German defence minister Volker Rühe is trying to use the endangered Eurofighter EF2000 programme to pressure finance minister Theo Waigel to keep his hands off Germany's overstretched defence budget.

The defence ministry has confirmed that Rühe will only support an emergency funding plan, which could save the EF2000, if he gets a guarantee from Waigel of no more cuts up to the year 2000.

Senior defence sources in Bonn say that the finance ministry may otherwise push for a further cutback of up to DM700 million ($437.5 million) in the 1998 defence budget plan.

Government and industry are talking about covering a DM1 billion Eurofighter funding deficit, spread over four years, by early repayment by Daimler-Benz Aerospace (Dasa) of Government loans made in support of Airbus projects.

Waigel, who is struggling to meet criteria for European Monetary Union in 1999, may be forced to agree to Rühe's demands, to protect his local political interests in Bavaria, home of Dasa and Eurofighter.

German industry chiefs say that pulling out of the programme would cost 18,000 current and potential Eurofighter-related jobs nationwide, and destroy Germany's credibility in the European industry's consolidation process.

Dasa and its supplier companies have said that Eurofighter work will stop if the Government does not give a commitment in July to production. "We have no other option," says Dasa military-aircraft president Aloysius Rauen. He believes that, if Germany withdraws, the whole project will die.

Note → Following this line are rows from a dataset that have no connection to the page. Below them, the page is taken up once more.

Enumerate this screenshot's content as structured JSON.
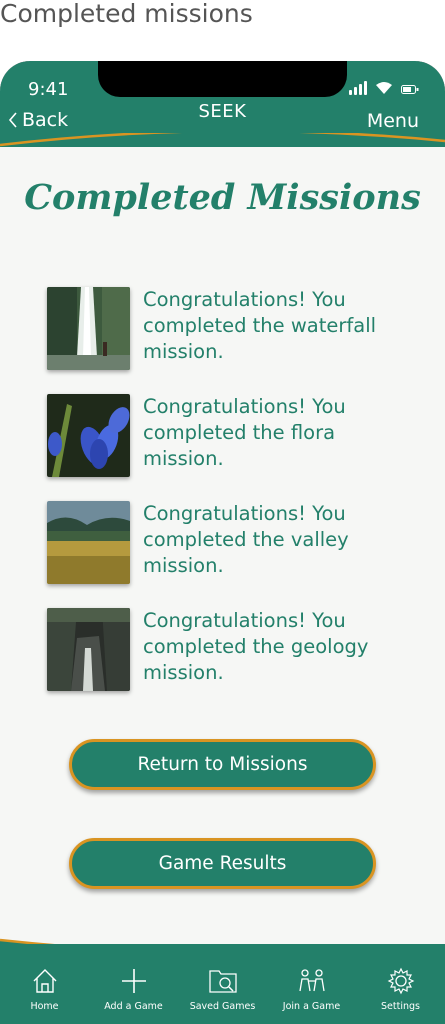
{
  "caption": "Completed missions",
  "status_bar": {
    "time": "9:41"
  },
  "nav": {
    "back_label": "Back",
    "title": "SEEK",
    "menu_label": "Menu"
  },
  "page_title": "Completed Missions",
  "missions": [
    {
      "text": "Congratulations! You completed the waterfall mission.",
      "image": "waterfall-photo"
    },
    {
      "text": "Congratulations! You completed the flora mission.",
      "image": "flora-photo"
    },
    {
      "text": "Congratulations! You completed the valley mission.",
      "image": "valley-photo"
    },
    {
      "text": "Congratulations! You completed the geology mission.",
      "image": "geology-photo"
    }
  ],
  "buttons": {
    "return_label": "Return to Missions",
    "results_label": "Game Results"
  },
  "tabs": [
    {
      "label": "Home",
      "icon": "home-icon"
    },
    {
      "label": "Add a Game",
      "icon": "plus-icon"
    },
    {
      "label": "Saved Games",
      "icon": "folder-search-icon"
    },
    {
      "label": "Join a Game",
      "icon": "people-icon"
    },
    {
      "label": "Settings",
      "icon": "gear-icon"
    }
  ],
  "colors": {
    "primary": "#23806a",
    "accent": "#d99422",
    "background": "#f6f7f5"
  }
}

According to Rauen, Dasa has paid DM200 million of its own money into the programme since the end of 1994, and has been funding pre-production work to the tune of DM1 million a day since the beginning of this year.

The statement coincided with the first official visit to Germany of new UK defence secretary George Robertson, who met Rühe on 4 June. Following the meeting, Rühe said that he was confident that funding would be found.